About the only thing these estimates have in common is cook time, which is hugely variable since opening the oven door once can drop the temperature by 25 degrees. And who can resist?
But the coolest answer comes from a blog post a few years ago at Home Energy Pros, which is a network aimed at home energy professionals and is partly funded by the Department of Energy. Using data from the Phased Deep Retrofit project at the Florida Solar Energy Center, an analyst compared Thanksgiving 2012 load with the previous week's Thursday in fairly small sample of 30 homes.
For the day, holiday loads averaged 2.76 kWh while the week before was just .73 kWh. While the post focused on all-day power use (including cooking the full meal), the basic estimate is about 2 kWh to feed the family. And that result was largely in line with another Florida project completed more than a decade before, which estimated Thanksgiving cooking at 2.5 kWh. Check out the graphical representation of load, dropping off right after the Macy's Thanksgiving Day Parade.
Stop opening the oven. Yes, you.
Any way you cut it, it takes a lot of energy to cook a Thanksgiving meal. A lot of electricity, too.
Utilities are increasingly looking for ways to engage their customers, and holiday efficiency tips have become a staple of the season. So unless you're cooking with gas or stocked up on Duracells, here are a few suggestions from around the power industry:
- Consolidated Edison is using turkey season to put energy savings in terms of pizza. Maybe they figure there's only so many leftovers you can eat? The utility says an average string of LED lights costs 47 cents to run for a month, so six strings add up to just under $3 -- "a little more than the cost of an NYC slice of pizza," ConEd notes. "Non-LED lights can cost you up to 10 times the amount to power, so get rid of the old lights and go enjoy the whole pie." They're serious about the pizza and have included a video. Watch until the end.
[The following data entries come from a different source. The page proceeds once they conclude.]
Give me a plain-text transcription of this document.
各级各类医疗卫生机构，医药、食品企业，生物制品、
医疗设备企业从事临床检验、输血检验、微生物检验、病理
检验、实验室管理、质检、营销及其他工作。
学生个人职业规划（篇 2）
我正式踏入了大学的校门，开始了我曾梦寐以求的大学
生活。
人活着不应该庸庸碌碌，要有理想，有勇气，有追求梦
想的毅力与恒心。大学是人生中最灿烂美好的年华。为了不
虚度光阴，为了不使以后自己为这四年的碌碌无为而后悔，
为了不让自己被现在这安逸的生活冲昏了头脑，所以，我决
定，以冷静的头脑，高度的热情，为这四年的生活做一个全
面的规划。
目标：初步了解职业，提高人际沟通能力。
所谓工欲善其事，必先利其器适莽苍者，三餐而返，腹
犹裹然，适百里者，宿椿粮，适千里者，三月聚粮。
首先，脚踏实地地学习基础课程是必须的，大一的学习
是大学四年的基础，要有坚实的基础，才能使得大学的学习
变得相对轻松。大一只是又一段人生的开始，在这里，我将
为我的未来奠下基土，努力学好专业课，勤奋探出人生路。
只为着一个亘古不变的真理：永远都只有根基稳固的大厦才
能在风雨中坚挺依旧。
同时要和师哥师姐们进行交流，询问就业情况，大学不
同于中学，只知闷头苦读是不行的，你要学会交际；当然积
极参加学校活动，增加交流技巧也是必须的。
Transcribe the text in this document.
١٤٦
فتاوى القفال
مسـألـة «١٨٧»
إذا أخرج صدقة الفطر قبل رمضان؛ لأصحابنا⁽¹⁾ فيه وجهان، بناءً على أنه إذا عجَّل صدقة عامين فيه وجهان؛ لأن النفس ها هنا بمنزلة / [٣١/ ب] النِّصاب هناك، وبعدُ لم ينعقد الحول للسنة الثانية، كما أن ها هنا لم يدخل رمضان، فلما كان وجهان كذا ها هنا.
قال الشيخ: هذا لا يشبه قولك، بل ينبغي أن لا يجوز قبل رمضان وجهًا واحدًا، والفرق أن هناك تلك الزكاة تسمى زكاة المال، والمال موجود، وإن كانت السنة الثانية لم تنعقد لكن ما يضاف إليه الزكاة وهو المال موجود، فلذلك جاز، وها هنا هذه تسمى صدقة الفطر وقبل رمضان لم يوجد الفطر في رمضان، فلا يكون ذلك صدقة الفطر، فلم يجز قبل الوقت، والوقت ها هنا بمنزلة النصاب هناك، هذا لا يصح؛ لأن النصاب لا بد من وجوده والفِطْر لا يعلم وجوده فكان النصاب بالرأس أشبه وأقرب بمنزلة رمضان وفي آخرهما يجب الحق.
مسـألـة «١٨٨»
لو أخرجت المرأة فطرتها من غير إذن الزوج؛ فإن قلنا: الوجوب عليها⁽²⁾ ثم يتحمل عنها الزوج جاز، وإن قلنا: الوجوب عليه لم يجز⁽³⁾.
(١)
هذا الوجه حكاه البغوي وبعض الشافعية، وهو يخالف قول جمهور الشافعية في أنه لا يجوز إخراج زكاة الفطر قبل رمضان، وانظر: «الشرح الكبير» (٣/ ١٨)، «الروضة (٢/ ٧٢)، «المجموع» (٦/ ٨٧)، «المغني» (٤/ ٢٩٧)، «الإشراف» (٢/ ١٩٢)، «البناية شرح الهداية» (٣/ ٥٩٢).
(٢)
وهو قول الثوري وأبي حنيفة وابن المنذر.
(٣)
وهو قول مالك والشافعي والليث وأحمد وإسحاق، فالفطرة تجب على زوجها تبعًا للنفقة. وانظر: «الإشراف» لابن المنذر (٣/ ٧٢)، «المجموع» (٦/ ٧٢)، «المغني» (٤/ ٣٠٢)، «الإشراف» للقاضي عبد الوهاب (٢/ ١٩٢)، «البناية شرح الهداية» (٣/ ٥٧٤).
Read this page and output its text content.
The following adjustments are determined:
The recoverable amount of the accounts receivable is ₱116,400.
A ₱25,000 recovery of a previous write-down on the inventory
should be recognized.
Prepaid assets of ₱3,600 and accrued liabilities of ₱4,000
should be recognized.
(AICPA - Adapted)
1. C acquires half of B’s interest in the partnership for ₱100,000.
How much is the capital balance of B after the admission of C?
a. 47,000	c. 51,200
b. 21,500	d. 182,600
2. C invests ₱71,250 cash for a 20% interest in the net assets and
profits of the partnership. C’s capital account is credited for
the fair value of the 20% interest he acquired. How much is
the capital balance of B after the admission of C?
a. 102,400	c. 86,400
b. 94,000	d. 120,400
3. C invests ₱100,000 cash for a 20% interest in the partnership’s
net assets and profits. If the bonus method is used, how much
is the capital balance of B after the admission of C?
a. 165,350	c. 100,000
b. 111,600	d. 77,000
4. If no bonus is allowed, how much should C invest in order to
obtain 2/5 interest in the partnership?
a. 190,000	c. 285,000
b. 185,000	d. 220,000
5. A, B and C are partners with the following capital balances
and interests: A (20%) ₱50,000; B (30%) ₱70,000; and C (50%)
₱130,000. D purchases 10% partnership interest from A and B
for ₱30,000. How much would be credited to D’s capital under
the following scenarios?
- Stop peeking: Florida Power & Light notes that ovens "lose a lot of heat when opened and require significant energy to heat back up to the appropriate temperature." What doesn't use a lot of energy? The oven light and window.
- Edison Electric Institute is running a virtual culinary efficiency school with 10 cooking tips, including: "Use the microwave instead of your regular oven whenever possible. Microwave ovens draw less than half the power of your regular oven, and they cook for a much shorter period of time."
- And the California Energy Commission's Consumer Energy Center makes a point about right-sizing your pan to heating element. "More heat will get to the pan and less will be lost to the surrounding air," the agency notes. Using a six-inch pan on an eight-inch burner will waste more than 40% of the energy.